Le jeune homme sembla effrayé par mes menaces. Il me devança et on traversa la cuisine à grande enjambés. Une petite porte en bois donnait sur une ruelle.
-Ça fait combien de temps qu'elle est partie?
-Ça doit faire cinq minutes et il faut marcher un moment avant de tomber sur la voie principale donc elle ne doit pas être loin.
Je ne pris même pas la peine de lui répondre. Je m'élancai dans la ruelle à pas de course. Si cette femme m'echappait, je pouvais dire adieu à ce boulot et à ce salaire hors-norme. Il était hors de question que je reparte à zéro. Bientôt, je courais à perdre haleine. Au bout de trois minutes, j'aperçus la dame au loin qui se débattait dans le sable. Je la tenais.
-Hé! criai-je
Elle se retourna et à ma vue, elle enleva ses chaussures pour mieux courir. Elle n'était pas plus sportive que moi alors je la rattrapai rapidement. J'attrapai son bras et je l'obligeai à s'arrêter.
-Vous allez rester ici!
-Vous ne me donnez pas d'ordre! cria t-elle en se dégageant.

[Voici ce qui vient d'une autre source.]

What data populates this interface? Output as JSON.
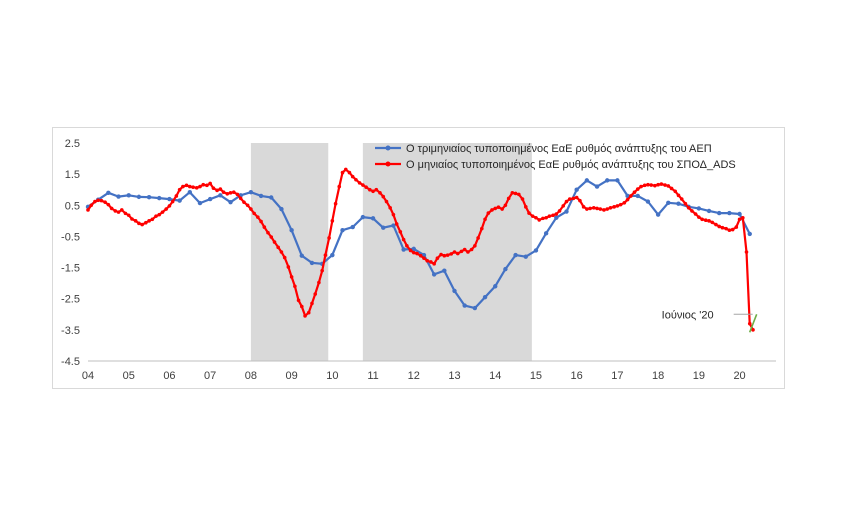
{
  "chart_data": {
    "type": "line",
    "title": "",
    "xlabel": "",
    "ylabel": "",
    "x_tick_labels": [
      "04",
      "05",
      "06",
      "07",
      "08",
      "09",
      "10",
      "11",
      "12",
      "13",
      "14",
      "15",
      "16",
      "17",
      "18",
      "19",
      "20"
    ],
    "y_tick_labels": [
      "2.5",
      "1.5",
      "0.5",
      "-0.5",
      "-1.5",
      "-2.5",
      "-3.5",
      "-4.5"
    ],
    "ylim": [
      -4.5,
      2.5
    ],
    "xlim": [
      2004.0,
      2020.6
    ],
    "grid": false,
    "legend_position": "top-right",
    "shaded_periods": [
      [
        2008.0,
        2009.9
      ],
      [
        2010.75,
        2014.9
      ]
    ],
    "shade_color": "#d9d9d9",
    "series": [
      {
        "name": "Ο τριμηνιαίος τυποποιημένος ΕαΕ ρυθμός ανάπτυξης του ΑΕΠ",
        "color": "#4472c4",
        "points": [
          [
            2004.0,
            0.45
          ],
          [
            2004.25,
            0.68
          ],
          [
            2004.5,
            0.9
          ],
          [
            2004.75,
            0.78
          ],
          [
            2005.0,
            0.82
          ],
          [
            2005.25,
            0.77
          ],
          [
            2005.5,
            0.76
          ],
          [
            2005.75,
            0.73
          ],
          [
            2006.0,
            0.7
          ],
          [
            2006.25,
            0.65
          ],
          [
            2006.5,
            0.92
          ],
          [
            2006.75,
            0.57
          ],
          [
            2007.0,
            0.7
          ],
          [
            2007.25,
            0.82
          ],
          [
            2007.5,
            0.6
          ],
          [
            2007.75,
            0.82
          ],
          [
            2008.0,
            0.92
          ],
          [
            2008.25,
            0.8
          ],
          [
            2008.5,
            0.75
          ],
          [
            2008.75,
            0.38
          ],
          [
            2009.0,
            -0.3
          ],
          [
            2009.25,
            -1.12
          ],
          [
            2009.5,
            -1.35
          ],
          [
            2009.75,
            -1.38
          ],
          [
            2010.0,
            -1.1
          ],
          [
            2010.25,
            -0.3
          ],
          [
            2010.5,
            -0.2
          ],
          [
            2010.75,
            0.12
          ],
          [
            2011.0,
            0.08
          ],
          [
            2011.25,
            -0.22
          ],
          [
            2011.5,
            -0.15
          ],
          [
            2011.75,
            -0.92
          ],
          [
            2012.0,
            -0.9
          ],
          [
            2012.25,
            -1.1
          ],
          [
            2012.5,
            -1.72
          ],
          [
            2012.75,
            -1.6
          ],
          [
            2013.0,
            -2.25
          ],
          [
            2013.25,
            -2.72
          ],
          [
            2013.5,
            -2.8
          ],
          [
            2013.75,
            -2.45
          ],
          [
            2014.0,
            -2.1
          ],
          [
            2014.25,
            -1.55
          ],
          [
            2014.5,
            -1.1
          ],
          [
            2014.75,
            -1.15
          ],
          [
            2015.0,
            -0.95
          ],
          [
            2015.25,
            -0.4
          ],
          [
            2015.5,
            0.1
          ],
          [
            2015.75,
            0.3
          ],
          [
            2016.0,
            1.0
          ],
          [
            2016.25,
            1.3
          ],
          [
            2016.5,
            1.1
          ],
          [
            2016.75,
            1.3
          ],
          [
            2017.0,
            1.3
          ],
          [
            2017.25,
            0.8
          ],
          [
            2017.5,
            0.8
          ],
          [
            2017.75,
            0.62
          ],
          [
            2018.0,
            0.2
          ],
          [
            2018.25,
            0.58
          ],
          [
            2018.5,
            0.55
          ],
          [
            2018.75,
            0.45
          ],
          [
            2019.0,
            0.4
          ],
          [
            2019.25,
            0.32
          ],
          [
            2019.5,
            0.25
          ],
          [
            2019.75,
            0.25
          ],
          [
            2020.0,
            0.22
          ],
          [
            2020.25,
            -0.42
          ]
        ]
      },
      {
        "name": "Ο μηνιαίος τυποποιημένος ΕαΕ ρυθμός ανάπτυξης του ΣΠΟΔ_ADS",
        "color": "#ff0000",
        "points": [
          [
            2004.0,
            0.35
          ],
          [
            2004.08,
            0.5
          ],
          [
            2004.17,
            0.62
          ],
          [
            2004.25,
            0.66
          ],
          [
            2004.33,
            0.65
          ],
          [
            2004.42,
            0.6
          ],
          [
            2004.5,
            0.52
          ],
          [
            2004.58,
            0.4
          ],
          [
            2004.67,
            0.32
          ],
          [
            2004.75,
            0.28
          ],
          [
            2004.83,
            0.35
          ],
          [
            2004.92,
            0.24
          ],
          [
            2005.0,
            0.18
          ],
          [
            2005.08,
            0.06
          ],
          [
            2005.17,
            0.0
          ],
          [
            2005.25,
            -0.08
          ],
          [
            2005.33,
            -0.12
          ],
          [
            2005.42,
            -0.06
          ],
          [
            2005.5,
            0.0
          ],
          [
            2005.58,
            0.05
          ],
          [
            2005.67,
            0.15
          ],
          [
            2005.75,
            0.2
          ],
          [
            2005.83,
            0.28
          ],
          [
            2005.92,
            0.38
          ],
          [
            2006.0,
            0.48
          ],
          [
            2006.08,
            0.62
          ],
          [
            2006.17,
            0.8
          ],
          [
            2006.25,
            1.0
          ],
          [
            2006.33,
            1.1
          ],
          [
            2006.42,
            1.14
          ],
          [
            2006.5,
            1.1
          ],
          [
            2006.58,
            1.08
          ],
          [
            2006.67,
            1.06
          ],
          [
            2006.75,
            1.1
          ],
          [
            2006.83,
            1.16
          ],
          [
            2006.92,
            1.14
          ],
          [
            2007.0,
            1.2
          ],
          [
            2007.08,
            1.05
          ],
          [
            2007.17,
            0.98
          ],
          [
            2007.25,
            1.02
          ],
          [
            2007.33,
            0.92
          ],
          [
            2007.42,
            0.87
          ],
          [
            2007.5,
            0.9
          ],
          [
            2007.58,
            0.92
          ],
          [
            2007.67,
            0.85
          ],
          [
            2007.75,
            0.72
          ],
          [
            2007.83,
            0.6
          ],
          [
            2007.92,
            0.5
          ],
          [
            2008.0,
            0.38
          ],
          [
            2008.08,
            0.24
          ],
          [
            2008.17,
            0.12
          ],
          [
            2008.25,
            -0.02
          ],
          [
            2008.33,
            -0.2
          ],
          [
            2008.42,
            -0.38
          ],
          [
            2008.5,
            -0.52
          ],
          [
            2008.58,
            -0.68
          ],
          [
            2008.67,
            -0.85
          ],
          [
            2008.75,
            -1.0
          ],
          [
            2008.83,
            -1.18
          ],
          [
            2008.92,
            -1.48
          ],
          [
            2009.0,
            -1.8
          ],
          [
            2009.08,
            -2.1
          ],
          [
            2009.17,
            -2.55
          ],
          [
            2009.25,
            -2.75
          ],
          [
            2009.33,
            -3.05
          ],
          [
            2009.42,
            -2.95
          ],
          [
            2009.5,
            -2.65
          ],
          [
            2009.58,
            -2.35
          ],
          [
            2009.67,
            -1.98
          ],
          [
            2009.75,
            -1.6
          ],
          [
            2009.83,
            -1.1
          ],
          [
            2009.92,
            -0.55
          ],
          [
            2010.0,
            0.0
          ],
          [
            2010.08,
            0.55
          ],
          [
            2010.17,
            1.1
          ],
          [
            2010.25,
            1.55
          ],
          [
            2010.33,
            1.65
          ],
          [
            2010.42,
            1.55
          ],
          [
            2010.5,
            1.42
          ],
          [
            2010.58,
            1.32
          ],
          [
            2010.67,
            1.22
          ],
          [
            2010.75,
            1.15
          ],
          [
            2010.83,
            1.08
          ],
          [
            2010.92,
            1.0
          ],
          [
            2011.0,
            0.95
          ],
          [
            2011.08,
            1.0
          ],
          [
            2011.17,
            0.9
          ],
          [
            2011.25,
            0.78
          ],
          [
            2011.33,
            0.62
          ],
          [
            2011.42,
            0.42
          ],
          [
            2011.5,
            0.2
          ],
          [
            2011.58,
            -0.1
          ],
          [
            2011.67,
            -0.35
          ],
          [
            2011.75,
            -0.6
          ],
          [
            2011.83,
            -0.8
          ],
          [
            2011.92,
            -0.95
          ],
          [
            2012.0,
            -1.02
          ],
          [
            2012.08,
            -1.05
          ],
          [
            2012.17,
            -1.12
          ],
          [
            2012.25,
            -1.2
          ],
          [
            2012.33,
            -1.28
          ],
          [
            2012.42,
            -1.32
          ],
          [
            2012.5,
            -1.38
          ],
          [
            2012.58,
            -1.2
          ],
          [
            2012.67,
            -1.08
          ],
          [
            2012.75,
            -1.12
          ],
          [
            2012.83,
            -1.1
          ],
          [
            2012.92,
            -1.06
          ],
          [
            2013.0,
            -1.0
          ],
          [
            2013.08,
            -1.05
          ],
          [
            2013.17,
            -0.98
          ],
          [
            2013.25,
            -0.92
          ],
          [
            2013.33,
            -1.0
          ],
          [
            2013.42,
            -0.92
          ],
          [
            2013.5,
            -0.8
          ],
          [
            2013.58,
            -0.55
          ],
          [
            2013.67,
            -0.25
          ],
          [
            2013.75,
            0.05
          ],
          [
            2013.83,
            0.25
          ],
          [
            2013.92,
            0.35
          ],
          [
            2014.0,
            0.4
          ],
          [
            2014.08,
            0.44
          ],
          [
            2014.17,
            0.38
          ],
          [
            2014.25,
            0.5
          ],
          [
            2014.33,
            0.72
          ],
          [
            2014.42,
            0.9
          ],
          [
            2014.5,
            0.88
          ],
          [
            2014.58,
            0.85
          ],
          [
            2014.67,
            0.7
          ],
          [
            2014.75,
            0.45
          ],
          [
            2014.83,
            0.25
          ],
          [
            2014.92,
            0.15
          ],
          [
            2015.0,
            0.1
          ],
          [
            2015.08,
            0.03
          ],
          [
            2015.17,
            0.08
          ],
          [
            2015.25,
            0.1
          ],
          [
            2015.33,
            0.15
          ],
          [
            2015.42,
            0.18
          ],
          [
            2015.5,
            0.22
          ],
          [
            2015.58,
            0.32
          ],
          [
            2015.67,
            0.48
          ],
          [
            2015.75,
            0.62
          ],
          [
            2015.83,
            0.7
          ],
          [
            2015.92,
            0.72
          ],
          [
            2016.0,
            0.75
          ],
          [
            2016.08,
            0.65
          ],
          [
            2016.17,
            0.45
          ],
          [
            2016.25,
            0.38
          ],
          [
            2016.33,
            0.4
          ],
          [
            2016.42,
            0.42
          ],
          [
            2016.5,
            0.4
          ],
          [
            2016.58,
            0.38
          ],
          [
            2016.67,
            0.35
          ],
          [
            2016.75,
            0.38
          ],
          [
            2016.83,
            0.42
          ],
          [
            2016.92,
            0.45
          ],
          [
            2017.0,
            0.48
          ],
          [
            2017.08,
            0.52
          ],
          [
            2017.17,
            0.58
          ],
          [
            2017.25,
            0.68
          ],
          [
            2017.33,
            0.8
          ],
          [
            2017.42,
            0.92
          ],
          [
            2017.5,
            1.02
          ],
          [
            2017.58,
            1.1
          ],
          [
            2017.67,
            1.14
          ],
          [
            2017.75,
            1.16
          ],
          [
            2017.83,
            1.15
          ],
          [
            2017.92,
            1.13
          ],
          [
            2018.0,
            1.16
          ],
          [
            2018.08,
            1.18
          ],
          [
            2018.17,
            1.15
          ],
          [
            2018.25,
            1.12
          ],
          [
            2018.33,
            1.04
          ],
          [
            2018.42,
            0.95
          ],
          [
            2018.5,
            0.82
          ],
          [
            2018.58,
            0.7
          ],
          [
            2018.67,
            0.55
          ],
          [
            2018.75,
            0.42
          ],
          [
            2018.83,
            0.32
          ],
          [
            2018.92,
            0.22
          ],
          [
            2019.0,
            0.12
          ],
          [
            2019.08,
            0.05
          ],
          [
            2019.17,
            0.02
          ],
          [
            2019.25,
            0.0
          ],
          [
            2019.33,
            -0.05
          ],
          [
            2019.42,
            -0.12
          ],
          [
            2019.5,
            -0.18
          ],
          [
            2019.58,
            -0.22
          ],
          [
            2019.67,
            -0.25
          ],
          [
            2019.75,
            -0.3
          ],
          [
            2019.83,
            -0.28
          ],
          [
            2019.92,
            -0.2
          ],
          [
            2020.0,
            0.05
          ],
          [
            2020.08,
            0.1
          ],
          [
            2020.17,
            -1.0
          ],
          [
            2020.25,
            -3.3
          ],
          [
            2020.33,
            -3.5
          ]
        ]
      }
    ],
    "annotations": [
      {
        "text": "Ιούνιος '20",
        "x": 2020.42,
        "y": -3.0,
        "color": "#70ad47"
      }
    ]
  }
}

-Comment pouvez-vous me faire ça? Sortir par derrière alors que je vous attends dans le restaurant.
-Je ne vous dois rien; se defendit-elle. Vous n'êtes pas mon gardien à ce que je sache. J'ai le droit d'aller où je veux quand je veux.
-Pas quand je dois veiller à votre sécurité ; lancai-je hors de moi.
-Mais quelle sécurité ? Vous n'êtes même pas capable de vous défendre tout seul. Laissez moi partir maintenant.
-Non, vous allez rester ici; dis-je en l'attrapant à nouveau.
Elle tenta de se libérer en me donnant des coups mais je lui saisis fortement les deux bras pour la maitriser.
-Arrêtez ! Vous me faites mal et vous n'avez pas ce droit là.
Je n'avais pas ce droit là et je n'étais pas ce genre d'homme alors je la relâchai. Il y avait bien des manières de faire entendre une raison à une femme sans lever la main sur elle.
-Suivez-moi s'il vous plait! murmurai-je
-Non, je suis libre de mes mouvements
-Dans ce cas, vous ne me laissez pas le choix; dis-je fermement.
D'un mouvement rapide aidé par la vigueur de mes bras, je la saisis par la hanche et je la hissai sur mes épaules. Elle se débattait mais je n'en avais cure. J'étais beaucoup plus fort qu'elle et elle n'allait pas me faire tourner en bourrique.